On the other hand, the methods of tying pay to performance may be improving. In the past, performance-based measurement was centered around absolute or internal measures without reference to other comparable hospitals or systems, experts say. But the trend now is on comparing hospitals and systems to their peers.

“We can measure how they're paying relative to a peer group, but also how they're performing relative to their peer group,” Flannery said. “It's going to give a tremendous boost to the credibility of total compensation programs.”

In helping healthcare organizations recruit for executives, Mark Madden, senior vice president of executive search at B.E. Smith, has also witnessed changes in the way boards discuss and design compensation. “It's becoming more of an important topic where boards have to always be evaluating it,” Madden said.

Following trends in other industries, not-for-profit hospital boards are turning more to variable-based pay. And as compensation in healthcare becomes more dependent on performance, the climb in salaries has slowed, Madden said.

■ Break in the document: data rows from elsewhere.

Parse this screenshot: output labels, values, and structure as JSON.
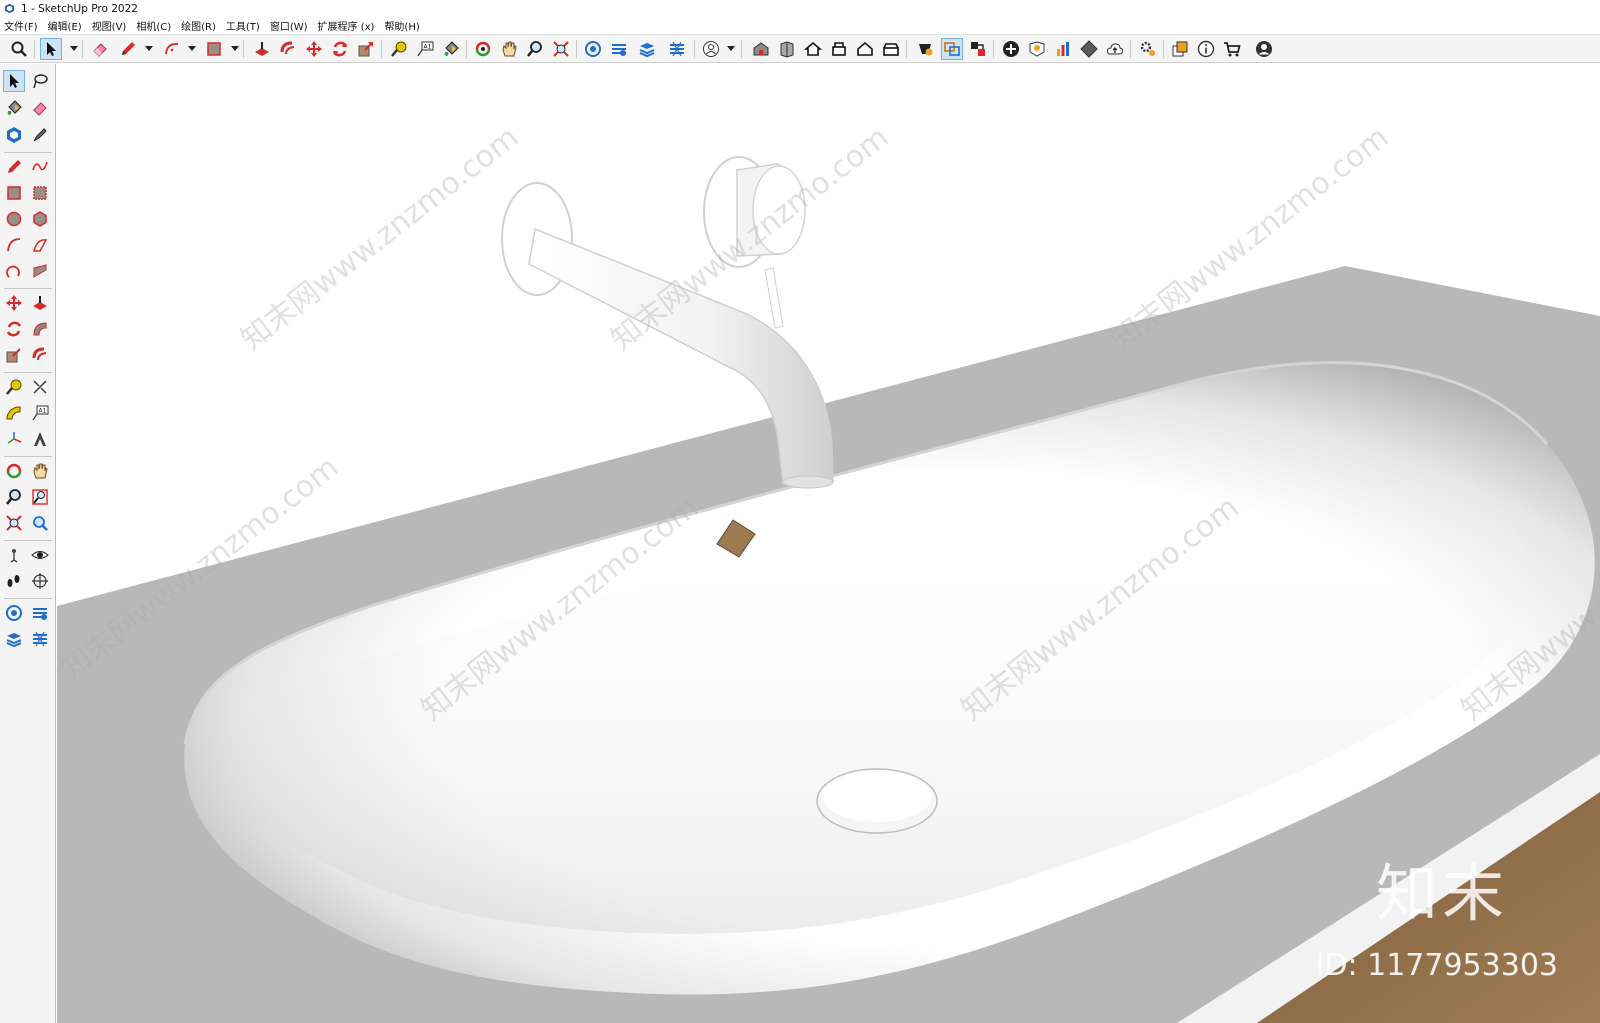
{
  "window": {
    "title": "1 - SketchUp Pro 2022"
  },
  "menu": [
    "文件(F)",
    "编辑(E)",
    "视图(V)",
    "相机(C)",
    "绘图(R)",
    "工具(T)",
    "窗口(W)",
    "扩展程序 (x)",
    "帮助(H)"
  ],
  "toolbar": {
    "items": [
      {
        "name": "search-icon"
      },
      {
        "name": "select-icon"
      },
      {
        "name": "eraser-icon"
      },
      {
        "name": "pencil-icon"
      },
      {
        "name": "arc-icon"
      },
      {
        "name": "rectangle-icon"
      },
      {
        "name": "push-pull-icon"
      },
      {
        "name": "offset-icon"
      },
      {
        "name": "move-icon"
      },
      {
        "name": "rotate-icon"
      },
      {
        "name": "scale-icon"
      },
      {
        "name": "tape-measure-icon"
      },
      {
        "name": "text-icon"
      },
      {
        "name": "paint-bucket-icon"
      },
      {
        "name": "orbit-icon"
      },
      {
        "name": "pan-icon"
      },
      {
        "name": "zoom-icon"
      },
      {
        "name": "zoom-extents-icon"
      },
      {
        "name": "section-plane-icon"
      },
      {
        "name": "sandbox-icon"
      },
      {
        "name": "layers-icon"
      },
      {
        "name": "smoove-icon"
      },
      {
        "name": "user-profile-icon"
      },
      {
        "name": "warehouse-icon"
      },
      {
        "name": "3d-warehouse-icon"
      },
      {
        "name": "home-icon"
      },
      {
        "name": "components-icon"
      },
      {
        "name": "house-outline-icon"
      },
      {
        "name": "styles-icon"
      },
      {
        "name": "extension-manager-icon"
      },
      {
        "name": "sync-icon"
      },
      {
        "name": "scenes-icon"
      },
      {
        "name": "add-location-icon"
      },
      {
        "name": "geo-icon"
      },
      {
        "name": "chart-icon"
      },
      {
        "name": "checker-icon"
      },
      {
        "name": "cloud-upload-icon"
      },
      {
        "name": "settings-icon"
      },
      {
        "name": "layout-icon"
      },
      {
        "name": "info-icon"
      },
      {
        "name": "cart-icon"
      },
      {
        "name": "account-icon"
      }
    ]
  },
  "watermarks": {
    "diagonal": "知末网www.znzmo.com",
    "logo": "知末",
    "id_label": "ID: 1177953303"
  },
  "colors": {
    "accent_red": "#d72b2b",
    "countertop": "#b8b8b8",
    "basin": "#ffffff",
    "wood": "#9c7a52"
  }
}
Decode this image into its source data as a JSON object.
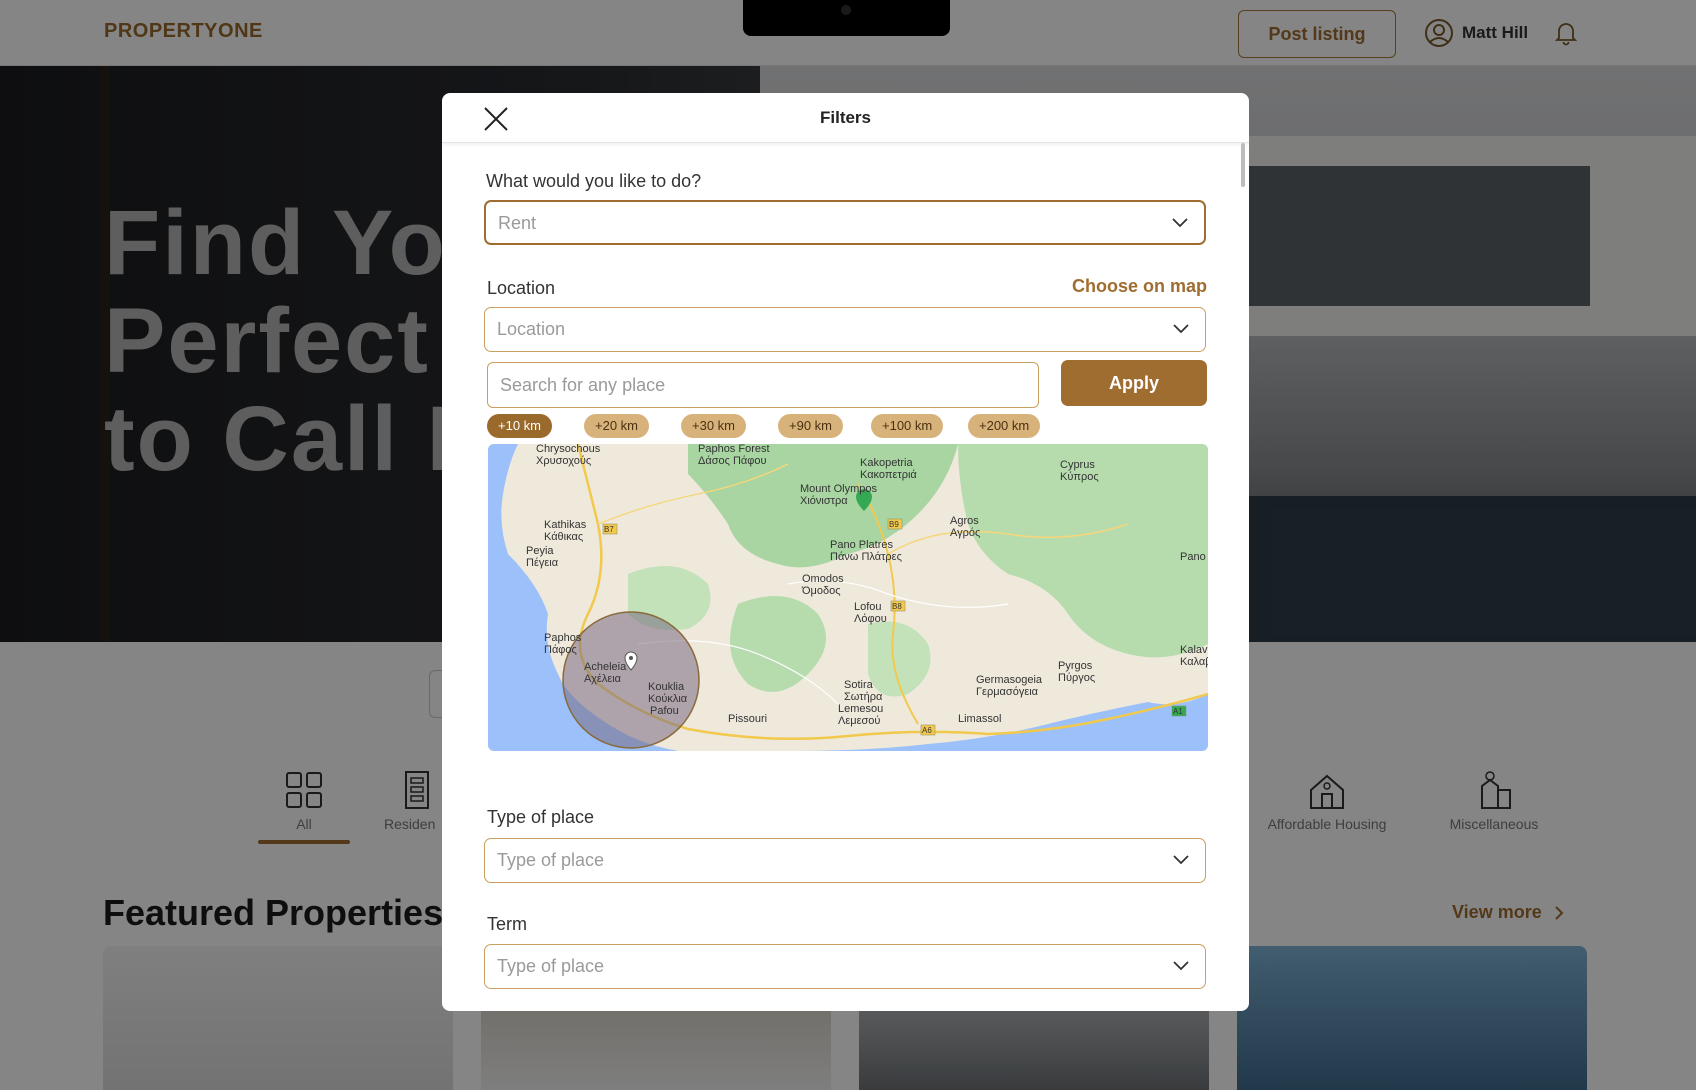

The flattening effect on salaries is evident in this year's survey results. Last year, the average base salary for executives at hospitals rose 3.3%, and for executives working at systems, it rose 3.4%. This year, the weighted average base salary at the hospital level rose 2.3% overall for the 26 titles examined and 2.9% overall for the 54 system titles analyzed.

While hospitals and systems strive to pay competitive base salaries, “they don't typically look to optimize pay through base salary,” Perlmutter said. For one thing, every additional dollar of base salary creates a ripple effect, since insurance and other benefits are tied to that figure.